Gürcafer: Bir aydının öldürülmesine bile sahip çıkamazsan devletten bahsedemezsin, kargalar bile buna güler
“Kutlu Adalı’nın öldürüldüğü günden beridir sorumlu bir vatandaş olarak hem aklımda hem kalbimde aynı duyguları hissediyorum” diyen Gürcafer, "Tüm kesimlerin Kutlu Adalı’ya sahip çıkması lazım. İhtiyacımız olan temizlenme arınma için bu kırılmayı yaşamamız lazım. Artık bu ülkedeki siyasetin verimliği artmalı ve temizlenmeli” şeklinde konuştu
GIYNIK Medya Grubu’na ziyaret gerçekleştiren Kıbrıs Türk İnşaat Müteahhitleri Birliği Başkanı Cafer Gürcafer, ülke gündemini derinden etkileyen, organize suç örgütü lideri Sedat Peker’in Kutlu Adalı suikastına ilişkin itiraflarını GIYNIK Gazetesi’ne değerlendirdi. “Eğer egemenlikten ya da devlet olmaktan bahsedeceksek bunlar lafla değil icraatla olur. Bir aydının öldürülmesine bile sahip çıkamazsan devletten bahsedemezsin, kargalar bile buna güler” diyen Gürcafer, “Bu durumun bir halk hareketine dönmesi lazım ve en başta halkın değerlerine sahip çıkması lazım. Ancak bu şekilde siyaset halkı takip eder” dedi.

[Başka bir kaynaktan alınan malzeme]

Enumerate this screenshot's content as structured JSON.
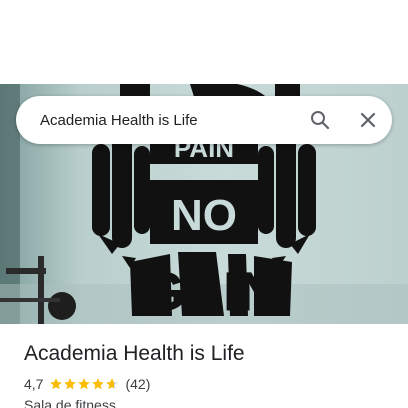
{
  "search": {
    "query": "Academia Health is Life",
    "search_icon": "search-icon",
    "close_icon": "close-icon"
  },
  "hero": {
    "image": "gym-wall-decal",
    "decal_text_top": "PAIN",
    "decal_text_mid": "NO",
    "decal_text_bottom": "GAIN"
  },
  "place": {
    "title": "Academia Health is Life",
    "rating": "4,7",
    "rating_stars": 4.7,
    "review_count": "(42)",
    "category": "Sala de fitness"
  },
  "colors": {
    "star": "#fbbc04",
    "text_primary": "#202124",
    "text_secondary": "#3c4043",
    "icon": "#5f6368"
  }
}
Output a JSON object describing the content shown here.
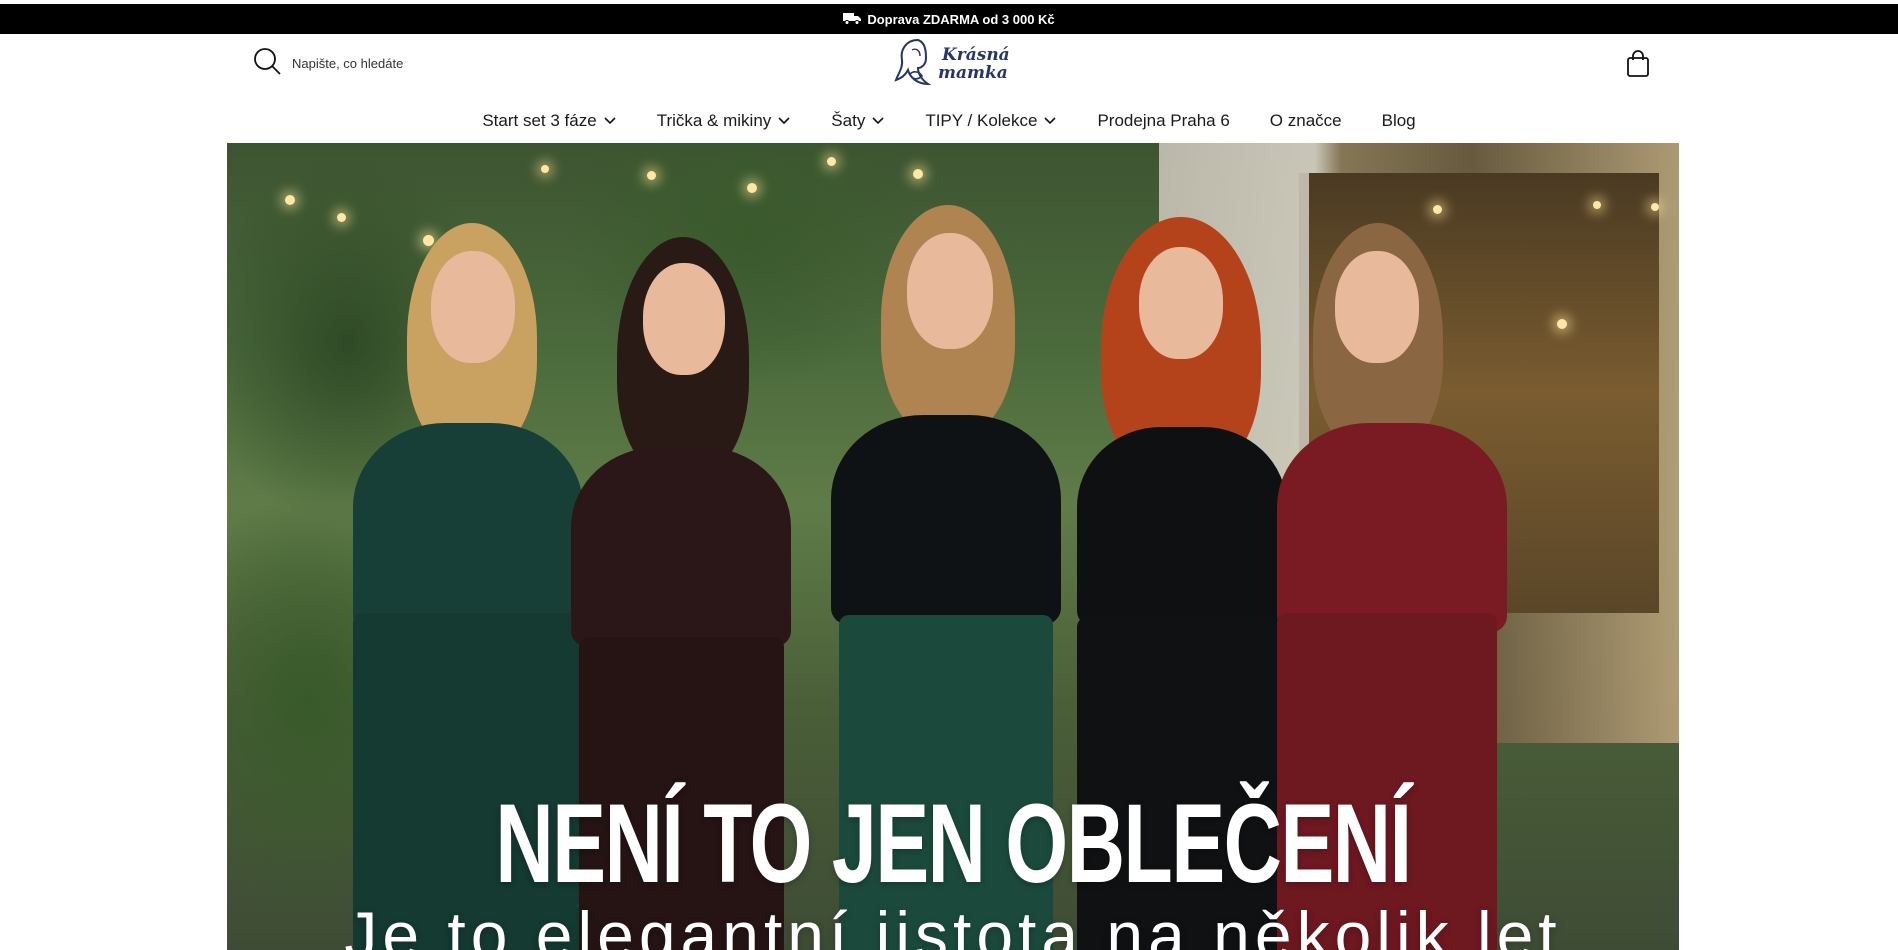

“BİRÇOK AKSAKLIĞIMIZ VAR, GİRDABIN İÇİNDE ÇIRPINIYORUZ”
“Birçok aksaklığımız var ve bir girdabın içinde çırpınıyoruz. Sessiz çoğunluk içinde bulunduğu durumdan memnun değil. Ama tek başına bir şeyleri söylemek yeterli değildir. Doğru bir mücadele verilmeli. Siyasi partilerin kendi içlerinde temizlenmesi lazım” diyen Cafer Gürcafer, “Aynı zamanda ekonomiyi kendi ayakları üzerinde duran bir yapıya götürmek lazım. Eğer her ay sonu birilerin kapısını çalıp, ‘Para verin de maaş ödeyelim’ derseniz, birileri hakkında soruşturma açılması talebinde de bulunamazsın. Yapılması gereken çok şey var ve artık kırılma noktası yaşanmalı” ifadelerini kullandı.
“KUTLU ADALI TOPLUM İÇİN CAN VERDİ”
Bu olayın toplumun tek çatı altında toplanmasına vesile olabileceğine dikkat çeken Gürcafer, “Aslında birçok ülkede mücadelenin başlangıcı benzer noktada olmuştur. Bir kıvılcıma ihtiyaç vardır ve Kutlu Adalı’nın toplum için canını verdiğini unutmamak lazım. Bir haber yaptığında zengin olmayacaktı, topluma gerçekleri anlatıp aydınlatacaktı. Bir merminin idam cezası olduğu dönemlerde mücadele vermişti. Böyle kişilerin vatanseverliğini ispatlamaya gerek yoktur. Esas amacı yağmalama ve çalma olanlar bir gazeteciyi katletti. Toplum olarak bunun mücadelesini vermezsek çıkıp egemenlikten de devletten de söz edemeyiz” şeklinde konuştu.
“TEMİZ ELLER OPERASYONUNA İHTİYAÇ VARDIR”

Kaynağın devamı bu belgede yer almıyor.